The war and the depression make evident marks on the family and the novel as a whole, providing a rather dismal background to an already dismal book. Scott's siblings, Howard and Patsy, are raised by hired help, while the parents, Maeve and Vern, seek emotional validation through extramarital affairs, no longer content with just each other. O'Connor captures perfectly the pure, wide-eyed exploration of youth as well as she does the complex interplay between a conflicted marriage. When one might normally overlook or misinterpret what characters want to say but cannot, or what they try to veil from one another, the author's incredibly basic, yet powerful erudition of passion and feeling provides for a clear, clean understanding.

Her imagery is equally strong. She is straightforward about the way she reveals her details, even to the point of using short and choppy sentences to correspond with important, intense descriptions; but, at the same time, she appreciates the little details, which gives it a sense of reality.

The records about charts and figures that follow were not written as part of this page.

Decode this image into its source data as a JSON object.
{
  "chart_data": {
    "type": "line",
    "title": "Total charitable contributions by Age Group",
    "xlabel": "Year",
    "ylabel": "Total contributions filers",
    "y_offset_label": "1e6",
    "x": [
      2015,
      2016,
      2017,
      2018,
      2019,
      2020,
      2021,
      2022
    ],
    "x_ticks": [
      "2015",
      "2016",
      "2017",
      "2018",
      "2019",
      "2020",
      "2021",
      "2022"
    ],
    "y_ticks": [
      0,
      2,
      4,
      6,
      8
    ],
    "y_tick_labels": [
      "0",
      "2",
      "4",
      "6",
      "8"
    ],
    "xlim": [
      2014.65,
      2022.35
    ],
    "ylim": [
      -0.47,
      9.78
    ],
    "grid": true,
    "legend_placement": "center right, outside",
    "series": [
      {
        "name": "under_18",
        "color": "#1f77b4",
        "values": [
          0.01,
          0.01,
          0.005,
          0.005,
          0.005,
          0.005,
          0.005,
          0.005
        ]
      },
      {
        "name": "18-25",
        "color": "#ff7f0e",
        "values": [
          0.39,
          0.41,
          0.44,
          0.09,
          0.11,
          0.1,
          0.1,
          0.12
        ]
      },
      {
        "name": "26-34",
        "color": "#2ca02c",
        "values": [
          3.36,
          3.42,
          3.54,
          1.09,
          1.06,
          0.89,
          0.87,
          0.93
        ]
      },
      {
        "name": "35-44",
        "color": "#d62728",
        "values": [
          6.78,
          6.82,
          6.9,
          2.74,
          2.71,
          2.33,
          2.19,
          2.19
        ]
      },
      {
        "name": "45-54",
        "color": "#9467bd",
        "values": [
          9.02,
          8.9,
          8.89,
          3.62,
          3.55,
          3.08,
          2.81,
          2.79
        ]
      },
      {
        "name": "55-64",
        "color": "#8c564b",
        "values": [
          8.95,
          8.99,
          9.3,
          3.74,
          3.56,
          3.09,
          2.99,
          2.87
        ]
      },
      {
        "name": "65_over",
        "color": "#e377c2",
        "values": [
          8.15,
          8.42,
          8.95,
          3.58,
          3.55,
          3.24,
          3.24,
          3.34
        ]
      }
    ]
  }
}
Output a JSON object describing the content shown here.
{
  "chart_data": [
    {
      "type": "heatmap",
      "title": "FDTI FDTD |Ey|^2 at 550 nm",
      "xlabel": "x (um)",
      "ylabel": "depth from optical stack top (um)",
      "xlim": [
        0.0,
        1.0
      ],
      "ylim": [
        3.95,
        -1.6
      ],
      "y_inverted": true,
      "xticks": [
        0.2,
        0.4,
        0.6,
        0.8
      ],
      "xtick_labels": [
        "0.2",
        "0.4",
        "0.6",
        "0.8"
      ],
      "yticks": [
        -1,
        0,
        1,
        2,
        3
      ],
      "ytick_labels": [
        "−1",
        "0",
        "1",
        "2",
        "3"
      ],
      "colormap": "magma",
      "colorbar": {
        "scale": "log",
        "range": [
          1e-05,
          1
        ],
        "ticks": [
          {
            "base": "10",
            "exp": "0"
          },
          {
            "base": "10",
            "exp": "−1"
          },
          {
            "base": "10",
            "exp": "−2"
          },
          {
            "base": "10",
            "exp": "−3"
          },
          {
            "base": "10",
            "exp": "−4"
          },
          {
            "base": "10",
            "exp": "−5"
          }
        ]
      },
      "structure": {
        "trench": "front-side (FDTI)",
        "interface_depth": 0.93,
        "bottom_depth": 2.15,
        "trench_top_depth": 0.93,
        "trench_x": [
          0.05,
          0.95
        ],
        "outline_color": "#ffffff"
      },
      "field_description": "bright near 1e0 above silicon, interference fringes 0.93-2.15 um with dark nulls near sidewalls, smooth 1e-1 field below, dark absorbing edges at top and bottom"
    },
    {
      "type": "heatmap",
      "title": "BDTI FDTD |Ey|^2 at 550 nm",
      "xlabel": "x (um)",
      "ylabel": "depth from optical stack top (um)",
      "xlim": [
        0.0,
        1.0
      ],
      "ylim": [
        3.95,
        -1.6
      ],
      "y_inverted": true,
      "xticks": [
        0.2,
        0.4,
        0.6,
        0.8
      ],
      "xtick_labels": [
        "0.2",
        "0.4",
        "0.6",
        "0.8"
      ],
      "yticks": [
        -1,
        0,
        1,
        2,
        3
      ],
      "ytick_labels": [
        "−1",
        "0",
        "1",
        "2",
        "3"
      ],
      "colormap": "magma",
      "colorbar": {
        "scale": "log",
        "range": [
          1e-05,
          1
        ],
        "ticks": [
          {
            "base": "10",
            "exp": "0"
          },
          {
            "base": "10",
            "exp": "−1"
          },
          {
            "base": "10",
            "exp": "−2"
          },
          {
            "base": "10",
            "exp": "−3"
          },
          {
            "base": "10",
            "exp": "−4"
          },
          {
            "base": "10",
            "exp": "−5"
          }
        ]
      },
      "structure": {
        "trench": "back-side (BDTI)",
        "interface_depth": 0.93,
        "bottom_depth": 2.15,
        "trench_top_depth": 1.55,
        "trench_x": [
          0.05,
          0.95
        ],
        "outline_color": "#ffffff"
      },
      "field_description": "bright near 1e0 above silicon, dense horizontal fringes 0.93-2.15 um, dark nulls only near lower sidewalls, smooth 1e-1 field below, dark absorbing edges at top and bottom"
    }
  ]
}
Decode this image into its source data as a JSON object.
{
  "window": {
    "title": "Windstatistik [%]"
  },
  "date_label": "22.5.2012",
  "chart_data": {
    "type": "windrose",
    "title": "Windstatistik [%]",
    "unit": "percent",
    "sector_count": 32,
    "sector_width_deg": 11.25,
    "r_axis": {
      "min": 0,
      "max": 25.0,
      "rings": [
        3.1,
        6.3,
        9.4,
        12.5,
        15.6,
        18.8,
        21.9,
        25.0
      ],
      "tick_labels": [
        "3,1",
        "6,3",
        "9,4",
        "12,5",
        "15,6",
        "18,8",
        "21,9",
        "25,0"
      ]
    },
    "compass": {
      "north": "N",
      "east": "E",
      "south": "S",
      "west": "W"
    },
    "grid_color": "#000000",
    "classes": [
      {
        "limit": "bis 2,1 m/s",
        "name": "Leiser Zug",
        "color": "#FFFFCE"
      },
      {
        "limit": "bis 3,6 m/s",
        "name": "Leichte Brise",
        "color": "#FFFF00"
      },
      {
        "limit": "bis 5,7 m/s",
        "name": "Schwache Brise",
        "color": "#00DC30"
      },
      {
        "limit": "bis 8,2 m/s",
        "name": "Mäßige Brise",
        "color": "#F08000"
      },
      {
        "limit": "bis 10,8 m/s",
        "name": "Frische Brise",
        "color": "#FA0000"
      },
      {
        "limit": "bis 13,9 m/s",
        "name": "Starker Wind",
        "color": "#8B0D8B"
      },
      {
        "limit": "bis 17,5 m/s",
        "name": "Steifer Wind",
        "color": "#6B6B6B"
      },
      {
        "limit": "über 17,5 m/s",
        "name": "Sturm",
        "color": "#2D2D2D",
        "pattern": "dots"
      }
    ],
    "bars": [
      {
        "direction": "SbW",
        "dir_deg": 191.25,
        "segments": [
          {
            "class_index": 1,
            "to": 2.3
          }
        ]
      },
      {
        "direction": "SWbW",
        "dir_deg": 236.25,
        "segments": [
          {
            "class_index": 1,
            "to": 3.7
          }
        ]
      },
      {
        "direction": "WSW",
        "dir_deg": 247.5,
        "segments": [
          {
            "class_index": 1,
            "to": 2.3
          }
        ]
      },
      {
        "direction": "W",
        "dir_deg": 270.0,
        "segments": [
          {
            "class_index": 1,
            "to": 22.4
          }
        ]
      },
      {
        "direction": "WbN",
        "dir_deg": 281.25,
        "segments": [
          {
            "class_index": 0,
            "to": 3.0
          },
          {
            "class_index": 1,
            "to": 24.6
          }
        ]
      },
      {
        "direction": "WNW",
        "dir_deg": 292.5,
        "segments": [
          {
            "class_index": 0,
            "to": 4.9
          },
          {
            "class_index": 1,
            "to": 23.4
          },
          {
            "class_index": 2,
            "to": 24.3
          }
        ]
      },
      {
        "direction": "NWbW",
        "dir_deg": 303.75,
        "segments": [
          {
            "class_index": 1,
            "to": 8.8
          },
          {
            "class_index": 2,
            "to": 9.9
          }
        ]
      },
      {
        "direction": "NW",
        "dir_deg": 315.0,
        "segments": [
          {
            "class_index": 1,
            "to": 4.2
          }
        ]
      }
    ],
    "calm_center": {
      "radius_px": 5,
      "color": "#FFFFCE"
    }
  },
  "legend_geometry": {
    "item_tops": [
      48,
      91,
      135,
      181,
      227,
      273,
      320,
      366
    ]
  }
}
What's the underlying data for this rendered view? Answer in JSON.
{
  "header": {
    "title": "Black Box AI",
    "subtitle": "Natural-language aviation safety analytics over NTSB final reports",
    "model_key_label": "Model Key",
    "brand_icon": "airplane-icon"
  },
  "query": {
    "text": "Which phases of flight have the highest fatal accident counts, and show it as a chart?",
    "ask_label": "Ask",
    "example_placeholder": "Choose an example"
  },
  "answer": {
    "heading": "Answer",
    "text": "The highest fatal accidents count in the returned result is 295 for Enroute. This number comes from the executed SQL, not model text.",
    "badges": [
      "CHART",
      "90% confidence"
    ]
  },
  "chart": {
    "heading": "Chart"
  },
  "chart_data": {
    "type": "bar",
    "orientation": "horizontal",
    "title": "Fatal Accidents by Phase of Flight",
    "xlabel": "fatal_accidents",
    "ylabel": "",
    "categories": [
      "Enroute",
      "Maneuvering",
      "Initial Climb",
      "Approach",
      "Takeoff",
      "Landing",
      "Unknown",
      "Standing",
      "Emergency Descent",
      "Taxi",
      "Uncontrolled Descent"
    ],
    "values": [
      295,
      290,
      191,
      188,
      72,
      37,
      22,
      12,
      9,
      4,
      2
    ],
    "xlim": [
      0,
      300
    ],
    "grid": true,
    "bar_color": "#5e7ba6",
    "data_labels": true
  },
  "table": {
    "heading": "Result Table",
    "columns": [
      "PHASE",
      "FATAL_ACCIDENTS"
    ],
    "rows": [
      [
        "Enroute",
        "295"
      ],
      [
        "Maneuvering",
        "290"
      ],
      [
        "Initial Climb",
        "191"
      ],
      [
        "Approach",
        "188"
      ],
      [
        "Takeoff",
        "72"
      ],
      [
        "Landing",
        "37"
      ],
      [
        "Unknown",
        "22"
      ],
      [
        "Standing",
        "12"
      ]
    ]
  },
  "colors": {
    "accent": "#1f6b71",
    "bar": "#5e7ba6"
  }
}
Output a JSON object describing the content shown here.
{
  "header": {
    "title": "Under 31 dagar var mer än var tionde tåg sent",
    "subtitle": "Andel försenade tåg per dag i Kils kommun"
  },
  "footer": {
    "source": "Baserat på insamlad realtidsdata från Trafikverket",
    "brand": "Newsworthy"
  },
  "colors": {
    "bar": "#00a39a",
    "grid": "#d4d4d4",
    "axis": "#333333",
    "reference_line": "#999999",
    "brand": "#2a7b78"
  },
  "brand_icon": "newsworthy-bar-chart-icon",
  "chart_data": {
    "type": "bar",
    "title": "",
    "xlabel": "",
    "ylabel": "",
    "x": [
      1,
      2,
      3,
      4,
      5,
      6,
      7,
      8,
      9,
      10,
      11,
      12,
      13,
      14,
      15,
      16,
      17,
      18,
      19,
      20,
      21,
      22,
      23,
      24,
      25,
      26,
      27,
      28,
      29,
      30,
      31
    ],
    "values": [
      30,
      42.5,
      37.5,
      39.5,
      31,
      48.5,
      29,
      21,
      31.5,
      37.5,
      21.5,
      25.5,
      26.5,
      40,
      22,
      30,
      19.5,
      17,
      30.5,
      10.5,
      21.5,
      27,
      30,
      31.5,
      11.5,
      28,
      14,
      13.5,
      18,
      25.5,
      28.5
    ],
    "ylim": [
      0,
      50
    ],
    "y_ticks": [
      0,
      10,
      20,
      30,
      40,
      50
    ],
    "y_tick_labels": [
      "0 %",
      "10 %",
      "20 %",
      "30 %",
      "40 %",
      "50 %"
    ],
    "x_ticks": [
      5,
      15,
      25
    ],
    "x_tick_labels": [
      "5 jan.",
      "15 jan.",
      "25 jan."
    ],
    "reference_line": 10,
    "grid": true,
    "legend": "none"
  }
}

She does not forget to describe the objects on a table, Maeve's hair, a character's home, and so forth - little gems that gives the story a feeling of deeper intimacy.

Each individual in the family progressively reveals his or her characters by memory and flashbacks, reflecting on previous actions and their own history, reckoning their faults and qualities or hopes and fears, but all through O'Connor's objective, omniscient observations. "That's what people did, carefully built up their lives, their homes over years, over generations, and tore them to pieces," writes O'Connor, in painfully poignant reflection.

O'Connor seems to have hit upon a perfect balance in her book. The characters seem like true human beings, the descriptive poetry of her writing is entrancing, the openness of her dialogue provides for a simple yet revealing manner of speaking, and her voice is emotional, pure and free. This novel is certainly worth reading for that, if not for the incredible story that goes along with it.